Einstellungssache, es gibt einen regler in den Einstellungen wieviele Quests angezeigt werden von 1-10 standartmäßig halt auf 5 eingestellt.



Plitzkrieg schrieb:


> achso: auch sehr flopwürdig:
> 
> - die portale und die seelenabberufung ... tja, da ist man als skeptiker schon ziemlich weit fortgeschritten, hat das riesen gebiet mit den trollen und den titanen hinter sich gelassen ... will einfach mal endlich die fähigkeiten beim lehrer verbessern ... beruft die seele ab zur hauptstadt .... lernst deine skills ... willst zurück an die front ... tjo, pech gehabt! war leider noch kein portal auf dem weg .... ohhh diese wundervolle welt .... mount konnte ich mir damals noch nicht leisten ... ich war über 40 minuten unterwegs ... den fehler mach ich nie wieder!



einfach zum nächten Portal reiten:
1. kommt man leichter wieder hin
2. gibt es bei den meisten Portalen Lehrer sodass man gar nicht in die Hauptstadt muss.


----------



## Sin (1. April 2011)

Flop:

- 2 gegen 6 im BG
- BG Design
- Crafting
- Helmdesign bei Kettenrüstung

Top:
+ mal was neues


----------



## Ravolos (1. April 2011)

Top  : So ziemlich alles.
Flop : Mein 6 Monate alter Laptop könnte doch noch etwas leistungsstärker für Rift sein 

@Plitzkrieg:



> - die questverfolgung ist im grunde gut, nur dass man nur 5 quests gleichzeitig verfolgen kann und für alle nicht verfolgten nichtmal angezeigt wird, dass man sie abgeben kann, selbst wenn man neben der person steht ist ätzend! es ist einfach nur eckelhaft, wenn man das questlog aufmacht und sieht, das im vor 1h verlassenen gebiet noch 4 quests abgeschlossen sind und man gut 10 minuten zurückreiten muss.



Das ist so nicht ganz korrekt.
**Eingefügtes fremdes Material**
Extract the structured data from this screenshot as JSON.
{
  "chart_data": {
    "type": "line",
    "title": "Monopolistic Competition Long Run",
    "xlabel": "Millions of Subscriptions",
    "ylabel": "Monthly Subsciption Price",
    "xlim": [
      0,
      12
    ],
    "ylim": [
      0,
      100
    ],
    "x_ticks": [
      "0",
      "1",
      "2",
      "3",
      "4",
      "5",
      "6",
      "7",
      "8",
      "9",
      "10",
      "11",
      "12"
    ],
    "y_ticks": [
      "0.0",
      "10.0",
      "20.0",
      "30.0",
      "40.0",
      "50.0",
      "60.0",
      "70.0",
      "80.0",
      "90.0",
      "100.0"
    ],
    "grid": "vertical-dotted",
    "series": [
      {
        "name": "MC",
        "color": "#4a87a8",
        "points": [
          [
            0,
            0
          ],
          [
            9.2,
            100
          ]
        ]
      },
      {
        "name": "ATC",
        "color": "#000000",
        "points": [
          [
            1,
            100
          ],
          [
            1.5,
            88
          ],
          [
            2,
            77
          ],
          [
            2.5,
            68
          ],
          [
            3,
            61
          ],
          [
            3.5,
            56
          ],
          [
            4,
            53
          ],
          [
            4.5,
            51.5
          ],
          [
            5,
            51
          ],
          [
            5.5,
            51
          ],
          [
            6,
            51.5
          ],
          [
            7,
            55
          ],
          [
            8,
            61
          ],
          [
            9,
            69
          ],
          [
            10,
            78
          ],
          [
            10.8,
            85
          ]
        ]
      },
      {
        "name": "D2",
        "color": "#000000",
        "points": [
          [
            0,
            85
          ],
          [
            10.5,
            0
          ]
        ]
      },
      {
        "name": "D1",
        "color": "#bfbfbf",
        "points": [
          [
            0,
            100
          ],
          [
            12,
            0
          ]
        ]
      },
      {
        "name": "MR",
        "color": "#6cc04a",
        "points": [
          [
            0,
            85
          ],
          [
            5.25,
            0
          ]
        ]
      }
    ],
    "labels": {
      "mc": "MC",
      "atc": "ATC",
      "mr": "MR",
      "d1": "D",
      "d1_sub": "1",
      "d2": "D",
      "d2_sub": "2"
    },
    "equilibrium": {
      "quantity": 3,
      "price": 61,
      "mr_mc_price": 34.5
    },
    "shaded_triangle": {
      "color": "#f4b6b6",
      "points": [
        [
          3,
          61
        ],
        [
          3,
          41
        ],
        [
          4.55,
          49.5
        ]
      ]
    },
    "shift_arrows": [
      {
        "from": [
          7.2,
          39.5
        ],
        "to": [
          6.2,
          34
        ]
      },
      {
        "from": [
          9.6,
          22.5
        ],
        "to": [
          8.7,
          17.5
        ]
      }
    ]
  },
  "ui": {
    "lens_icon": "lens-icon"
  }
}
Unter den Einstellungen kannst Du einstellen, daß bis zu 10 Quests verfolgt werden!


----------



## Plitzkrieg (1. April 2011)

Freakypriest schrieb:


> einfach zum nächten Portal reiten:
> 1. kommt man leichter wieder hin
> 2. gibt es bei den meisten Portalen Lehrer sodass man gar nicht in die Hauptstadt muss.



eine gar vorzügliche idee, wenn denn ein portal in nächster nähe gewesen wäre ... auf dem ganzen weg der zurückgelegt wurde war keins, in keinem einzigen lager das man zwischendurch besucht hatte ... portale sind einfach viel zu spärlich gesäht ... jaja, wir sind von wow verwöhnt ... aber trotzdem kann es nicht das ziel eines spieles sein, einen absichtlich so mit nichtigkeiten zu stressen.



> Das ist so nicht ganz korrekt. Unter den Einstellungen kannst Du einstellen, daß bis zu 10 Quests verfolgt werden!



ja, ich habe das schon bei der ersten antwort verstanden, auch bei der zweiten und dritten wars mir bereits klar. vielleicht möchte mir noch eine person 5 oder 6 und 7 erklären, dass man die zahl hochdrehen kann?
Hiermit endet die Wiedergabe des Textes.